Paypal has just sent out it’s Notice of Policy Updates for 2017.  Among the standard raising of rates, one new clause in the agreement caught my eye – the “non-discouragement” clause which makes talking bad about, or discouraging customers from using Paypal or promoting another payment method over Paypal, a violation of the Paypal agreement which could lead to your account being closed and/or your funds being “held”.

Paypal Non-Discouragement Clause

  • In representations to your customers or in public communications, you agree not to mischaracterize PayPal as a payment method. At all of your points of sale (in whatever form), you agree not to try to dissuade or inhibit your customers from using PayPal; and, if you enable your customers to pay you with PayPal, you agree to treat PayPal’s payment mark at least at par with other payment methods offered.
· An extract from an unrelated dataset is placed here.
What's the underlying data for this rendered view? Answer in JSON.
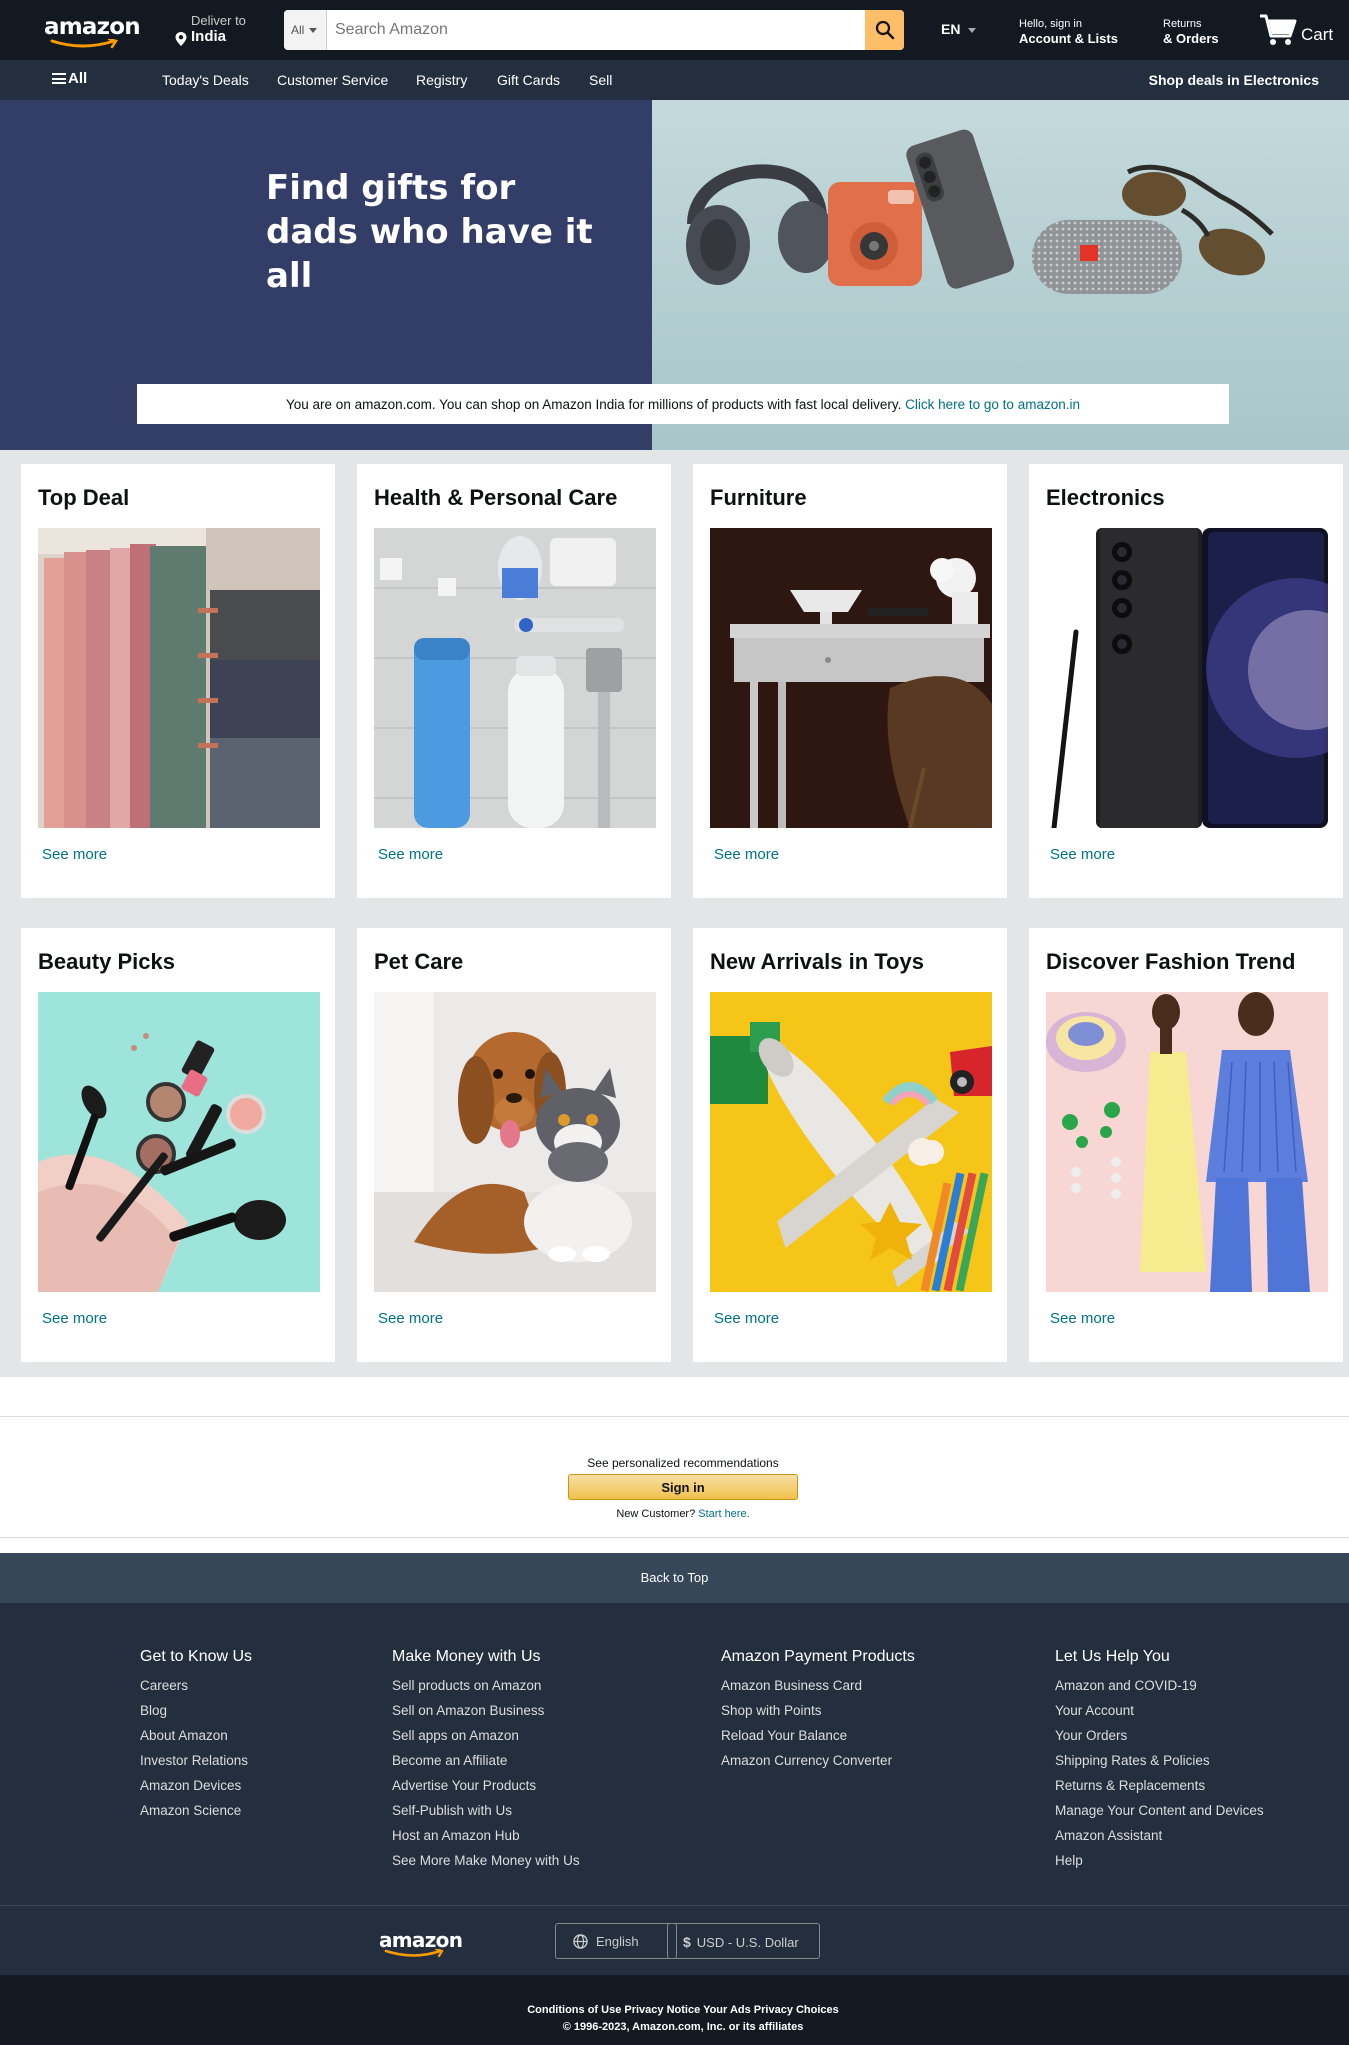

The first part of the non discouragement clause is a little confusing to me: “you agree not to mischaracterize PayPal as a payment method“.  This means that by calling Paypal a “payment method” you are wrong (mischaracterizing it) and violating PayPal’s rules.  What I don’t understand is, if Paypal is not a payment method, WTF is it? I’m sure there is some wording buried in the service agreement/terms of service/legal mumbo jumbo that names Paypal as something other than a payment method, but to me, if people use Paypal as a method of paying for stuff, it is a payment method.
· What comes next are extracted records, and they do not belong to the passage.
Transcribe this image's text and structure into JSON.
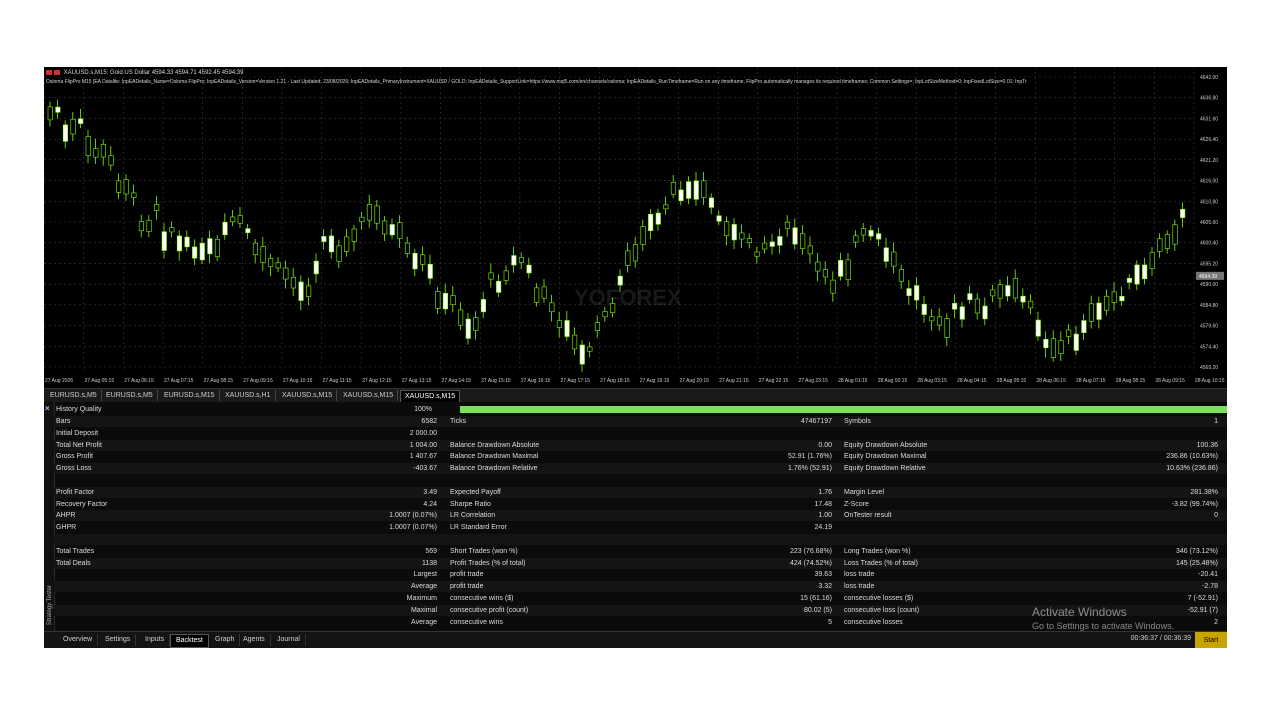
{
  "chart": {
    "title": "XAUUSD.s,M15: Gold US Dollar 4594.33 4594.71 4592.45 4594.39",
    "description": "Osloma FlipPro M15 [EA Datalite: InpEADetails_Name=Osloma FlipPro; InpEADetails_Version=Version 1.21 - Last Updated: 23/08/2026; InpEADetails_PrimaryInstrument=XAUUSD / GOLD; InpEADetails_SupportLink=https://www.mql5.com/en/channels/osloma; InpEADetails_RunTimeframe=Run on any timeframe, FlipPro automatically manages its required timeframes; Common Settings=; InpLotSizeMethod=0; InpFixedLotSize=0.01; InpTr",
    "price_labels": [
      "4642.00",
      "4636.80",
      "4631.60",
      "4626.40",
      "4621.20",
      "4616.00",
      "4610.80",
      "4605.60",
      "4600.40",
      "4595.20",
      "4590.00",
      "4584.80",
      "4579.60",
      "4574.40",
      "4569.20"
    ],
    "current_price": "4594.39",
    "time_labels": [
      "27 Aug 2026",
      "27 Aug 05:15",
      "27 Aug 06:15",
      "27 Aug 07:15",
      "27 Aug 08:15",
      "27 Aug 09:15",
      "27 Aug 10:15",
      "27 Aug 11:15",
      "27 Aug 12:15",
      "27 Aug 13:15",
      "27 Aug 14:15",
      "27 Aug 15:15",
      "27 Aug 16:15",
      "27 Aug 17:15",
      "27 Aug 18:15",
      "27 Aug 19:15",
      "27 Aug 20:15",
      "27 Aug 21:15",
      "27 Aug 22:15",
      "27 Aug 23:15",
      "28 Aug 01:15",
      "28 Aug 02:15",
      "28 Aug 03:15",
      "28 Aug 04:15",
      "28 Aug 05:15",
      "28 Aug 06:15",
      "28 Aug 07:15",
      "28 Aug 08:15",
      "28 Aug 09:15",
      "28 Aug 10:15"
    ],
    "watermark": "YOFOREX",
    "colors": {
      "bull": "#ffffff",
      "bear": "#000000",
      "wick": "#7CFC00",
      "grid": "#3a3a3a"
    }
  },
  "chart_tabs": [
    "EURUSD.s,M5",
    "EURUSD.s,M5",
    "EURUSD.s,M15",
    "XAUUSD.s,H1",
    "XAUUSD.s,M15",
    "XAUUSD.s,M15",
    "XAUUSD.s,M15"
  ],
  "report": {
    "history_quality": {
      "label": "History Quality",
      "value": "100%"
    },
    "rows": [
      [
        [
          "Bars",
          "6582"
        ],
        [
          "Ticks",
          "47467197"
        ],
        [
          "Symbols",
          "1"
        ]
      ],
      [
        [
          "Initial Deposit",
          "2 000.00"
        ],
        [
          "",
          ""
        ],
        [
          "",
          ""
        ]
      ],
      [
        [
          "Total Net Profit",
          "1 004.00"
        ],
        [
          "Balance Drawdown Absolute",
          "0.00"
        ],
        [
          "Equity Drawdown Absolute",
          "100.36"
        ]
      ],
      [
        [
          "Gross Profit",
          "1 407.67"
        ],
        [
          "Balance Drawdown Maximal",
          "52.91 (1.76%)"
        ],
        [
          "Equity Drawdown Maximal",
          "236.86 (10.63%)"
        ]
      ],
      [
        [
          "Gross Loss",
          "-403.67"
        ],
        [
          "Balance Drawdown Relative",
          "1.76% (52.91)"
        ],
        [
          "Equity Drawdown Relative",
          "10.63% (236.86)"
        ]
      ],
      [
        [
          "",
          ""
        ],
        [
          "",
          ""
        ],
        [
          "",
          ""
        ]
      ],
      [
        [
          "Profit Factor",
          "3.49"
        ],
        [
          "Expected Payoff",
          "1.76"
        ],
        [
          "Margin Level",
          "281.38%"
        ]
      ],
      [
        [
          "Recovery Factor",
          "4.24"
        ],
        [
          "Sharpe Ratio",
          "17.48"
        ],
        [
          "Z-Score",
          "-3.82 (99.74%)"
        ]
      ],
      [
        [
          "AHPR",
          "1.0007 (0.07%)"
        ],
        [
          "LR Correlation",
          "1.00"
        ],
        [
          "OnTester result",
          "0"
        ]
      ],
      [
        [
          "GHPR",
          "1.0007 (0.07%)"
        ],
        [
          "LR Standard Error",
          "24.19"
        ],
        [
          "",
          ""
        ]
      ],
      [
        [
          "",
          ""
        ],
        [
          "",
          ""
        ],
        [
          "",
          ""
        ]
      ],
      [
        [
          "Total Trades",
          "569"
        ],
        [
          "Short Trades (won %)",
          "223 (76.68%)"
        ],
        [
          "Long Trades (won %)",
          "346 (73.12%)"
        ]
      ],
      [
        [
          "Total Deals",
          "1138"
        ],
        [
          "Profit Trades (% of total)",
          "424 (74.52%)"
        ],
        [
          "Loss Trades (% of total)",
          "145 (25.48%)"
        ]
      ],
      [
        [
          "Largest",
          ""
        ],
        [
          "profit trade",
          "39.63"
        ],
        [
          "loss trade",
          "-20.41"
        ]
      ],
      [
        [
          "Average",
          ""
        ],
        [
          "profit trade",
          "3.32"
        ],
        [
          "loss trade",
          "-2.78"
        ]
      ],
      [
        [
          "Maximum",
          ""
        ],
        [
          "consecutive wins ($)",
          "15 (61.16)"
        ],
        [
          "consecutive losses ($)",
          "7 (-52.91)"
        ]
      ],
      [
        [
          "Maximal",
          ""
        ],
        [
          "consecutive profit (count)",
          "80.02 (5)"
        ],
        [
          "consecutive loss (count)",
          "-52.91 (7)"
        ]
      ],
      [
        [
          "Average",
          ""
        ],
        [
          "consecutive wins",
          "5"
        ],
        [
          "consecutive losses",
          "2"
        ]
      ]
    ],
    "side_label": "Strategy Tester"
  },
  "bottom_tabs": [
    "Overview",
    "Settings",
    "Inputs",
    "Backtest",
    "Graph",
    "Agents",
    "Journal"
  ],
  "active_bottom_tab": "Backtest",
  "timer": "00:36:37 / 00:36:39",
  "start_label": "Start",
  "windows_watermark": {
    "line1": "Activate Windows",
    "line2": "Go to Settings to activate Windows."
  }
}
Paypal non-discouragement clause
Paypal’s new “non-discouragement clause”

The second part of the non discouragement clause is the kicker and where Paypal can ban you for talking bad about, or not treating it the same as your other payment methods – or even trying to push people to using another payment method instead: you agree not to try to dissuade or inhibit your customers from using PayPal; “…and, if you enable your customers to pay you with PayPal, you agree to treat PayPal’s payment mark at least at par with other payment methods offered.”

This means that if you, for example offer both Paypal and Square, but you prefer people to use Square because they don’t gouge you as hard as Paypal, you can’t say anything about it, you can’t ask customers to use Square instead, you can’t offer an incentive to use Square instead of Paypal – you can’t do anything.  You can simply display a Paypal button/logo and a Square button/log next to each other. You can’t even make the Square logo bigger than Paypal’s button. The PayPal button must be “at par” with other payment methods.  Who decides if the way you placed Paypl’s payment mark is “on par” with your other payment method? Well, Paypal does of course.. But don’t worry, you can trust Paypal.. Right?

Unfortunately, because currently there really is no other payment method as large, easy to use, and as widely accepted as Paypal they have a virtual monopoly on the online payments market and can pretty much make up any rules they want, and still ban whoever they want.